Motivation:
This question is inspired by a talk from Avi Wigderson given on Randomness, where the idea that the randomness is in the eye of the observer is suggested.
In the study of information theory and its applications, an intriguing paradox emerges when considering Kolmogorov complexity and the perception of randomness by observers.
Consider the digits of the mathematical constant $\pi$. The entire infinite sequence of $\pi$'s digits can be generated by a simple algorithm, implying that the Kolmogorov complexity $K(\pi)$ of the entire sequence is low. However, if an observer is presented with a finite substring of $\pi$'s digits without knowledge of its position within the sequence, this substring appears random and exhibits high Kolmogorov complexity. Formally, for a substring $s$ of length $m$ starting at an unknown position $n$, we have: $$ K(s) \approx m $$ since, without additional information, the shortest program to produce $s$ is essentially to output it directly.
Similarly, the Liouville function $\lambda(n)$, defined as $$ \lambda(n) = (-1)^{\Omega(n)}, $$ where $\Omega(n)$ denotes the total number of prime factors of $n$ (counted with multiplicity), maps integers to $\{-1, +1\}$. For large $n$, determining $\lambda(n)$ requires factoring $n$, which is computationally intensive. To an observer without efficient factoring algorithms, the sequence of $\lambda(n)$ values appears random despite being deterministically defined: $$ K(\lambda(n)) \approx m \quad \text{for large } m. $$
These scenarios illustrate how an observer's knowledge and computational capacity influence the perceived Kolmogorov complexity and randomness of a system.
Question:
Given the definitions provided by Bennett, Hoffman, and Prakash, where an observer is modeled as a six-tuple of measurable spaces and functions, what are the possible alternative mathematical definitions of observers that can rigorously account for the observer-dependent perception of Kolmogorov complexity and randomness?
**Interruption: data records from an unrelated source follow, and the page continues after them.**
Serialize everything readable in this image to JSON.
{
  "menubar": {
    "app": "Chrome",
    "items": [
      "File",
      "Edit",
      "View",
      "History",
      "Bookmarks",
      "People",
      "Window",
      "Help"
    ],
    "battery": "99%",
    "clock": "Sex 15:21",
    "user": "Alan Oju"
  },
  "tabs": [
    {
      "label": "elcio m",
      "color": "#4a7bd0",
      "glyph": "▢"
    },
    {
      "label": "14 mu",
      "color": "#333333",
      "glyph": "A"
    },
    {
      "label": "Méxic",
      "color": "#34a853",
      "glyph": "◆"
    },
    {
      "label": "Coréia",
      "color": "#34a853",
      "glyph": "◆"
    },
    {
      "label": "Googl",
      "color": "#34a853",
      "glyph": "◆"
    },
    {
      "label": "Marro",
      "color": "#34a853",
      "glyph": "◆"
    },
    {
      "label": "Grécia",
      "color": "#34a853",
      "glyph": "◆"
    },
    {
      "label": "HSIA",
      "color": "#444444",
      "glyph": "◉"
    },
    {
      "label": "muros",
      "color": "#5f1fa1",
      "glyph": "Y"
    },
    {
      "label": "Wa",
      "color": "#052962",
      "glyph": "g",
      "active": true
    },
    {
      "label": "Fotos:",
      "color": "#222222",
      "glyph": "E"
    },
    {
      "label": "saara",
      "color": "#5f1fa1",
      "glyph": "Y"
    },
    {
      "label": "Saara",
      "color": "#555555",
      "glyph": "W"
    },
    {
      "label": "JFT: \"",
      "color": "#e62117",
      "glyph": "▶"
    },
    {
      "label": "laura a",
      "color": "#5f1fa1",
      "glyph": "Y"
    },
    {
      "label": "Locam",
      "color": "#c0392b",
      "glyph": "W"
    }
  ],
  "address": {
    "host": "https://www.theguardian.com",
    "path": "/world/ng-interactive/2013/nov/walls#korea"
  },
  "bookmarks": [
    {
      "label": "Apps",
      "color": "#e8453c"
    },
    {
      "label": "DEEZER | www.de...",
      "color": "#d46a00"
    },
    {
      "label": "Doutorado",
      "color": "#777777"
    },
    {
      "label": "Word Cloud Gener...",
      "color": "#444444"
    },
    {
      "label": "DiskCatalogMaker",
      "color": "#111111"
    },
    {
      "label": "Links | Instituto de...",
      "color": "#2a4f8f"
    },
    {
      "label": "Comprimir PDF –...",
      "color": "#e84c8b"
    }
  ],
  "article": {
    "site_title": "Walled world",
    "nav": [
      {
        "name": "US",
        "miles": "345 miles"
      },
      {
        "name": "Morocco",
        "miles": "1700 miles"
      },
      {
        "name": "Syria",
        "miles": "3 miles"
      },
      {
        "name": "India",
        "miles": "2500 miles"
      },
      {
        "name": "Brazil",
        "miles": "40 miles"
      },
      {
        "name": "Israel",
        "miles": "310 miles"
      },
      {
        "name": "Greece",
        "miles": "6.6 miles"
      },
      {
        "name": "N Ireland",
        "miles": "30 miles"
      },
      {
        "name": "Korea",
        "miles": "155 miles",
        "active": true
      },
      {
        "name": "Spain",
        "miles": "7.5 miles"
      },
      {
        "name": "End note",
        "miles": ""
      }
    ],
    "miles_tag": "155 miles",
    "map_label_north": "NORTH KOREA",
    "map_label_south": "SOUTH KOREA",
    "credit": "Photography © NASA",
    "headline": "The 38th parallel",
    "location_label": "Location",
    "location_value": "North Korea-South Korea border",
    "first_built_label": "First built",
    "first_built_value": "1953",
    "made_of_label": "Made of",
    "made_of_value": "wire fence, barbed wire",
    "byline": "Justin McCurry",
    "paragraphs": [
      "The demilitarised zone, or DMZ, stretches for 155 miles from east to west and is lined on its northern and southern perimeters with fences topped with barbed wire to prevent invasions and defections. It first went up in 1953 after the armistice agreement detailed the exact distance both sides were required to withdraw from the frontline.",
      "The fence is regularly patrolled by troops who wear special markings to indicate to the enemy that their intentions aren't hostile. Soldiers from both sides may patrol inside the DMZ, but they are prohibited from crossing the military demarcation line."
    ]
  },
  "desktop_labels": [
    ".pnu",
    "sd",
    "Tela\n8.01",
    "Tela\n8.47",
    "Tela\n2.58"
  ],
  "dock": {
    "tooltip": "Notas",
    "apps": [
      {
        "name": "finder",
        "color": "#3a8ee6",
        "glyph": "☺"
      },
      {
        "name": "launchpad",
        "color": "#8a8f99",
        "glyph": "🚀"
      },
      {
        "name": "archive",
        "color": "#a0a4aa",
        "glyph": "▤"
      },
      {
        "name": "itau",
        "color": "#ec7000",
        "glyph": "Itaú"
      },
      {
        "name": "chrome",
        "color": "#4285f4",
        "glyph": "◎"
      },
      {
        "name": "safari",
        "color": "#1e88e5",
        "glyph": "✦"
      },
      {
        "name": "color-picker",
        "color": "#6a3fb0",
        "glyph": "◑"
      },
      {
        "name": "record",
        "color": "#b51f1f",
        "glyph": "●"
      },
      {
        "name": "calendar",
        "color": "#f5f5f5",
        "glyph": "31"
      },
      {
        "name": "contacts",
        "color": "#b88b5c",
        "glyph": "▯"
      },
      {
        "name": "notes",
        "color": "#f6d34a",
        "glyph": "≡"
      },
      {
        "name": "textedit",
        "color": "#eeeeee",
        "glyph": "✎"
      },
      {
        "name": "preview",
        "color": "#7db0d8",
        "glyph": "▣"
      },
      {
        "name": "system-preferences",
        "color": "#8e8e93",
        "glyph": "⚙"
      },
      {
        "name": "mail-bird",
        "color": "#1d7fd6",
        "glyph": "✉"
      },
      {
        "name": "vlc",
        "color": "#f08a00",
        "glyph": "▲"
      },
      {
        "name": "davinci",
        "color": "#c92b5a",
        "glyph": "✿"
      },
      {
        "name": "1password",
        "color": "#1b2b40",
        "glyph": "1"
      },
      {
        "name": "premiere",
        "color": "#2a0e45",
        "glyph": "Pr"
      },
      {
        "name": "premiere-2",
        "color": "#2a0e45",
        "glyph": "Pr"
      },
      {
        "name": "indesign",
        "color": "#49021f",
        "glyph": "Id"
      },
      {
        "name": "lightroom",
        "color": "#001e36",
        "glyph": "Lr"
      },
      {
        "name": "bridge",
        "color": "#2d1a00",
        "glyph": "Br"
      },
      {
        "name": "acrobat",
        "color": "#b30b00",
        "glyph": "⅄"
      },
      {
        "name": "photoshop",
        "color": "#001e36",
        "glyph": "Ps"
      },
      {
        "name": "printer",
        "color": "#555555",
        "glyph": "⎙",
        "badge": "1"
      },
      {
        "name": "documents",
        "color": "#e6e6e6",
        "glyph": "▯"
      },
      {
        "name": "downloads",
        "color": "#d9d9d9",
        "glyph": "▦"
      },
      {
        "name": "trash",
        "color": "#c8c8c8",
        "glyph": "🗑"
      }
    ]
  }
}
Specifically:
- How can we formally define observers in a way that captures the differences in complexity perception illustrated by the $\pi$-Kolmogorov complexity paradox and the behavior of the Liouville function?
- Are there existing frameworks or theories in mathematical logic or theoretical computer science that provide alternative models of observers which could resolve or reinterpret these paradoxes?
- How might these alternative definitions integrate with or diverge from the measurable spaces and Markov kernels approach used by Bennett and colleagues?
Any rigorous mathematical definitions, frameworks, or references to literature that explore different notions of observers in the context of information theory and complexity would be highly valuable.
Appendix: Definition of Bennett, Hoffman, Prakash on observer: An observer is a six-tuple
$$( (X, \mathcal{X}), (Y, \mathcal{Y}), E, S, \pi, \eta )$$
satisfying:
- $(X, \mathcal{X})$ and $(Y, \mathcal{Y})$ are measurable spaces. $E \in \mathcal{X}$ and $S \in \mathcal{Y}$.
- $\pi: X \to Y$ is a measurable surjective function with $\pi(E) = S$.
- Let $\mathcal{E} = \{ E \cap A \mid A \in \mathcal{X} \}$ and $\mathcal{S} = \{ S \cap B \mid B \in \mathcal{Y} \}$ be the $\sigma$-algebras induced on $E$ and $S$, respectively. Then $\eta$ is a Markov kernel from $(S, \mathcal{S})$ to $(E, \mathcal{E})$ such that, for each $s \in S$, $\eta(s, \cdot)$ is a probability measure supported on $\pi^{-1}(s) \cap E$.
The components are named as follows:
- $X$ — Configuration space
- $Y$ — Premise space
- $E$ — Distinguished configurations
- $S$ — Distinguished premises
- $\pi$ — Perspective
- $\eta$ — Conclusion kernel (interpretation kernel)
References:
- Bennett, B. M., Hoffman, D. D., & Prakash, C. (1989). Observer Mechanics: A Formal Theory of Perception. University of California, Irvine.
- Kolmogorov Complexity
- Liouville Function
Disclaimer: Since english is not my native language, I used a chat-assistant to formulate parts of the question.